This year I tripped upon the cultural meme often referred to as 'minimalism'. Everyone has their personal take on it and some even hotly debate it as something only the privileged middle class could dream of pursuing. However, for myself I have embraced it as a general mindset that has far reaching implications in all aspects of my life, especially in my art.
In simplest terms, I have asked the honest question of ‘what works and what doesn’t’.
What feels ‘right’— do more of that.
Relinquish the extraneous.
Keep it simple.
Don’t over think it.
Do the work I want to see.
Trust the process.
My colour choice has changed somewhat from a radical colour carnival to a slightly more pared back, limited palette often with 'pops' of colour amongst a more neutral colour dominance.

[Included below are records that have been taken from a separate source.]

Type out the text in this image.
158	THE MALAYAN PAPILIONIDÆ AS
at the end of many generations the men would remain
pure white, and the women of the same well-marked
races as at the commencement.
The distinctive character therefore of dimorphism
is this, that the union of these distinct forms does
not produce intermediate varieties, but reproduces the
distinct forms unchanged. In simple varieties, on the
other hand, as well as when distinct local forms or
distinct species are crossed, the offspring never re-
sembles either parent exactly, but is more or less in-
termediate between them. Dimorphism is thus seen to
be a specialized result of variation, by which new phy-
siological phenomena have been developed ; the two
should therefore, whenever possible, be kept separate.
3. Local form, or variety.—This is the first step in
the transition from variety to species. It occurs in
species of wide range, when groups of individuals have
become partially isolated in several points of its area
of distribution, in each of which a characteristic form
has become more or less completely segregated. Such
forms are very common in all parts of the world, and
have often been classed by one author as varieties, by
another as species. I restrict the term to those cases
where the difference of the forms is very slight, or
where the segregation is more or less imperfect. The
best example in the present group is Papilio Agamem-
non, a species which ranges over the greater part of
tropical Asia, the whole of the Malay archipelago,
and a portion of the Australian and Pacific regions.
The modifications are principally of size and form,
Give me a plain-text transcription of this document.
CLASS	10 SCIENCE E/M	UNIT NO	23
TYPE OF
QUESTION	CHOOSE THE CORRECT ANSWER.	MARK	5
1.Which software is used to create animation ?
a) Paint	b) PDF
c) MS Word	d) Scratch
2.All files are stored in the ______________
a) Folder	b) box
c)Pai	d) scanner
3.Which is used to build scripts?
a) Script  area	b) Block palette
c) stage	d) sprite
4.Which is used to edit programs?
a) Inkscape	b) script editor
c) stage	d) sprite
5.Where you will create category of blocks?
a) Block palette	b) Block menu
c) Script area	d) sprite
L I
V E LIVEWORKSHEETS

Hint at reality, but make it my own.
Keep it simple.
There are elements I have kept and for those keen on the nuances of my work you'll likely still see them. I have also revisited early inspirations. I've always loved the art of Japanese printmaking and how this art form inspired so many other artists throughout the early 20th century and beyond. Having a background in graphic design, I can't help but feel that inner stirring when I see such strong design, colour choice and masterful line work. I also adore the work of Egon Schiele and admire his use of line and form as a means of conveying emotion in his work.
Line as a design element and path for personal expression.
Emphasis on shapes to support linear motifs.
Energy, movement, emotion. Spirit.
Don’t over do it.
The black or darker line I'm incorporating into the compositions hints of woodblock prints and I am thinking through the process of painting as a printer would—somewhat 'backwards'.
‘Negative’ shapes and spaces.
Forms emerging from the background.
Planning the work, working the plan.
I am becoming more captivated by the Land not only as a visual support to the animals in my compositions, but I am falling in love with it in its own right.
Listening to the subtle voice of the natural world.
Nature as spiritual teacher.
New opportunities for design and composition challenges.